El p’atrás - p’adelante
Cada sábado llegaba con la caña mala y su mamá le daba un contundente desayuno con una ensalada de cebolla cruda sin lavar y un par de huevos fritos y un tazón de café.
Con eso el “patrás-padelante” tenía energía para dejar la casa soplada y
a la hora de almuerzo había un sitio para él y allí el hombre participaba en
las discusiones con sus opiniones e ideas. La mesa siempre podía abrirse a uno
más y las cazuelas olorosas salían de una enorme olla que resumía las matinales
ceremonias de preparación y armado.
Nancho
cumplía diariamente en la semana, con la compra de la carne para la cazuela.
Costilla y tapapecho era la carne que todas las tardes lo mandaban a comprar
donde el chino de la esquina, el carnicero del barrio que tenía un hijo de su
misma edad, que era también compañero de escuela.
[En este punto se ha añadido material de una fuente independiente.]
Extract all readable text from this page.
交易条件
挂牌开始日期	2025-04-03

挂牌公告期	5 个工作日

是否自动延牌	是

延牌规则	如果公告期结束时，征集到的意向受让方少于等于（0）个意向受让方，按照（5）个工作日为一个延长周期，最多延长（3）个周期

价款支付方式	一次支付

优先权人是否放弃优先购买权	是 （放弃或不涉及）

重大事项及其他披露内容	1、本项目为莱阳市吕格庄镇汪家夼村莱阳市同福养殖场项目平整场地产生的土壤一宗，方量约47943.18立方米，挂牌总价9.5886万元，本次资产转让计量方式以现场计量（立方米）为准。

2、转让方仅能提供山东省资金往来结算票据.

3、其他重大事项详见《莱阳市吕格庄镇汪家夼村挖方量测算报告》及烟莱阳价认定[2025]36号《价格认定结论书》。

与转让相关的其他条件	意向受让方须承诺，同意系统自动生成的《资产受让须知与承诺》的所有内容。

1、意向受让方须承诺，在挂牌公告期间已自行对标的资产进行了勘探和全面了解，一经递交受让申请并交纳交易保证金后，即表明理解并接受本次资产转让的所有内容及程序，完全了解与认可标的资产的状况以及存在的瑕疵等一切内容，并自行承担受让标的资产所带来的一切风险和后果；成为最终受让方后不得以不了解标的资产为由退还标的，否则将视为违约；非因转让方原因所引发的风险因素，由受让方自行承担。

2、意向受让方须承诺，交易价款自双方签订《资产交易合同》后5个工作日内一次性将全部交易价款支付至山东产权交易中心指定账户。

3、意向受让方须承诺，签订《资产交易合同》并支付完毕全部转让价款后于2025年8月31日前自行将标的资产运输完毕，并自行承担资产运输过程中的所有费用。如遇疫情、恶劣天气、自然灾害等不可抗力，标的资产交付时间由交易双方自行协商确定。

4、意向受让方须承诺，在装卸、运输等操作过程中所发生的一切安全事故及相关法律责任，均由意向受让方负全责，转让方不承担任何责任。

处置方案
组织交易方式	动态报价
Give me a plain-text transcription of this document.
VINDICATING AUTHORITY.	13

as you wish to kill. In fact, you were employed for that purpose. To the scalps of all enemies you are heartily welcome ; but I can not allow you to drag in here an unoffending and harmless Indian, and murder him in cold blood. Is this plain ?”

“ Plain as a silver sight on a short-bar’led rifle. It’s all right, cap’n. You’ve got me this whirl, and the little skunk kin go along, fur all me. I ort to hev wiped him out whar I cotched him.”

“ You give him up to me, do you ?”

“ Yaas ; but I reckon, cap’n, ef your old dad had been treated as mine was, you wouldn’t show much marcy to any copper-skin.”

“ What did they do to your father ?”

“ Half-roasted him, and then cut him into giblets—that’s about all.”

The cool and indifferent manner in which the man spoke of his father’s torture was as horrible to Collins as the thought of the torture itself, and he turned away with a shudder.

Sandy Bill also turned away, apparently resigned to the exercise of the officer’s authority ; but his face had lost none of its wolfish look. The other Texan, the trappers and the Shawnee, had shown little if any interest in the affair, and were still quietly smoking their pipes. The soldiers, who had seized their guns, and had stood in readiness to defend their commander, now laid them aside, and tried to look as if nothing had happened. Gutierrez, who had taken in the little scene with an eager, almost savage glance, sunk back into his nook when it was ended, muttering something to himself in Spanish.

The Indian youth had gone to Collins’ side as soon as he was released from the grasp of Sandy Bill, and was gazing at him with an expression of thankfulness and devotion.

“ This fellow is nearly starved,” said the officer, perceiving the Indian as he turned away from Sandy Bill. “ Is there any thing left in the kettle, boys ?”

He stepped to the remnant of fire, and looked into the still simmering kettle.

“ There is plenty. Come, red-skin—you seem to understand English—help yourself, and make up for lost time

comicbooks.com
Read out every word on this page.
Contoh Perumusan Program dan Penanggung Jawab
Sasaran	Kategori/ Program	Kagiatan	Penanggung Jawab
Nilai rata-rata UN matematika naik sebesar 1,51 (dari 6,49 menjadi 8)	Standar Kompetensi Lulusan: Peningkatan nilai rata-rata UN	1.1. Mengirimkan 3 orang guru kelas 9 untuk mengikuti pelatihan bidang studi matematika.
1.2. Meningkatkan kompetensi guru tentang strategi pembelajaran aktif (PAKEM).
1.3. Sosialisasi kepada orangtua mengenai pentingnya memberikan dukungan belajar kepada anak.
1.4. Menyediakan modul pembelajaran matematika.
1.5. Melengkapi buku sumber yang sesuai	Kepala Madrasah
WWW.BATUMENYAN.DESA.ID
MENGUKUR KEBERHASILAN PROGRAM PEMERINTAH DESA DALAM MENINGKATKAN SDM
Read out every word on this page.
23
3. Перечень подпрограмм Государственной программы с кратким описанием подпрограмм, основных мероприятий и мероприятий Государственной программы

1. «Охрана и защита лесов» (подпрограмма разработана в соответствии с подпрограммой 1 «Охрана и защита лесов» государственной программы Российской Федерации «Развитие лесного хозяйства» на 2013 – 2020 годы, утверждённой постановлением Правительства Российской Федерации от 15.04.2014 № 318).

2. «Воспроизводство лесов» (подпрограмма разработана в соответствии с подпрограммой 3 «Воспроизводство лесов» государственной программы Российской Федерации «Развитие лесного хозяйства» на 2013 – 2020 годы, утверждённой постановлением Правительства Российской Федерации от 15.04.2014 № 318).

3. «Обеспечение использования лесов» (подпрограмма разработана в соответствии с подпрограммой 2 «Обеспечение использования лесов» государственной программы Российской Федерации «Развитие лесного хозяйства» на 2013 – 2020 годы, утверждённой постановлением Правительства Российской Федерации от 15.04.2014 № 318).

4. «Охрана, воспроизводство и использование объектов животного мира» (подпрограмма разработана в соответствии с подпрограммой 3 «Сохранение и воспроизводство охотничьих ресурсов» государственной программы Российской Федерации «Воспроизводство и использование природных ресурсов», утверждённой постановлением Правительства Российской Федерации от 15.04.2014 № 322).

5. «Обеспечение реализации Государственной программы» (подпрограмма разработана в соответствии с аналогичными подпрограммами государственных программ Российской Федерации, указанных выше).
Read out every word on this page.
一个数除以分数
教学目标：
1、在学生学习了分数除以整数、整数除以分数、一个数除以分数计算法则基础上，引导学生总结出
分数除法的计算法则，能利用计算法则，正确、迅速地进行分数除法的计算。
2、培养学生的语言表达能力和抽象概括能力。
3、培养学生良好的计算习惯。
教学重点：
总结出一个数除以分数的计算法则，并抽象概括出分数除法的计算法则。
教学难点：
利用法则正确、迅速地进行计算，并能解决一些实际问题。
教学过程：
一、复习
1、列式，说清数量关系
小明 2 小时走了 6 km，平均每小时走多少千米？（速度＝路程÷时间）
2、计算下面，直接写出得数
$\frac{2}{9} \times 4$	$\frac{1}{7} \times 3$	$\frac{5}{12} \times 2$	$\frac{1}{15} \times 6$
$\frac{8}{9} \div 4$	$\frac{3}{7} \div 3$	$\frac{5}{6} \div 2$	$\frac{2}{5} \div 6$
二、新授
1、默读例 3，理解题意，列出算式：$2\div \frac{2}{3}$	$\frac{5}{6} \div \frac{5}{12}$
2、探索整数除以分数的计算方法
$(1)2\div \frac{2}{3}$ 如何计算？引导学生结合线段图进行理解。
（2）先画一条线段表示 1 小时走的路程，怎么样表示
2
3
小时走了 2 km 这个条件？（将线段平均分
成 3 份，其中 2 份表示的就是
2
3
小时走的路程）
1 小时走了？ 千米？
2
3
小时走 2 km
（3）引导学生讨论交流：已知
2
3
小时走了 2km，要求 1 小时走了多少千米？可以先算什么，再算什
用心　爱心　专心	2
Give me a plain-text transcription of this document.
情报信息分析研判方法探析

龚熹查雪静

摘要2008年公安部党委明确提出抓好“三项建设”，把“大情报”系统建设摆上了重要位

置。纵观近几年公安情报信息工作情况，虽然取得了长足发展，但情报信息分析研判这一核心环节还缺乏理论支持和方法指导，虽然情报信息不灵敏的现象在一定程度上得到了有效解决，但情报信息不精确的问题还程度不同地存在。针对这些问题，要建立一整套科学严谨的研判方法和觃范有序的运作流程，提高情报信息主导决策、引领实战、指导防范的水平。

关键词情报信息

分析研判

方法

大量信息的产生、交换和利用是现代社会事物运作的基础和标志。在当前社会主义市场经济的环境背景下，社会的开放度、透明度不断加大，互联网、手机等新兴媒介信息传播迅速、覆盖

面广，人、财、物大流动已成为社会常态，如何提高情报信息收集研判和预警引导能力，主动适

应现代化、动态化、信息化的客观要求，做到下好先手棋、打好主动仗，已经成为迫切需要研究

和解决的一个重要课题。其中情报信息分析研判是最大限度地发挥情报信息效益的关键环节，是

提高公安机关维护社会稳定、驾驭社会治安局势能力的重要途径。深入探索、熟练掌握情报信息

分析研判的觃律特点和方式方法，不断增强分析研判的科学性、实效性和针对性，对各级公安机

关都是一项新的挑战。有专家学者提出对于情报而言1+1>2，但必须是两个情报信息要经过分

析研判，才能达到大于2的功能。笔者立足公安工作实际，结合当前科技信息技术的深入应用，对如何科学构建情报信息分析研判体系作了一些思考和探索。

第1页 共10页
El trabajo de pasar virutilla y de encerar, era pesado y hacía transpirar, al curadito. Al terminar su trabajo, Isabel le pasaba una toalla y hacía que se diera una ducha para sentarse a la mesa. El hombre obedecía sumiso y agradecido.
Cuando se sentaba a la mesa le ponía a su plato una gran cantidad
de ají que lo hacía transpirar nuevamente, con lo cual quedaba oreadito, listo
para seguir con la cura siguiente.
Gustavo lo había conocido en el club Chicarra, era un torrantito que paraba en el Ejército de Salvación y todos los sábados se ganaba sus pesitos haciendo aseo donde el rucio.
Esa actitud siempre generosa de su padre, extendió sobre sus
hijos un halo de protección por todo el barrio, pese a que había en el barrio algunos
patos malos que respetaban al rucio y siempre cuidaron a Nancho y su hermana,
como parte de la familia nativa de esos cerros amigos.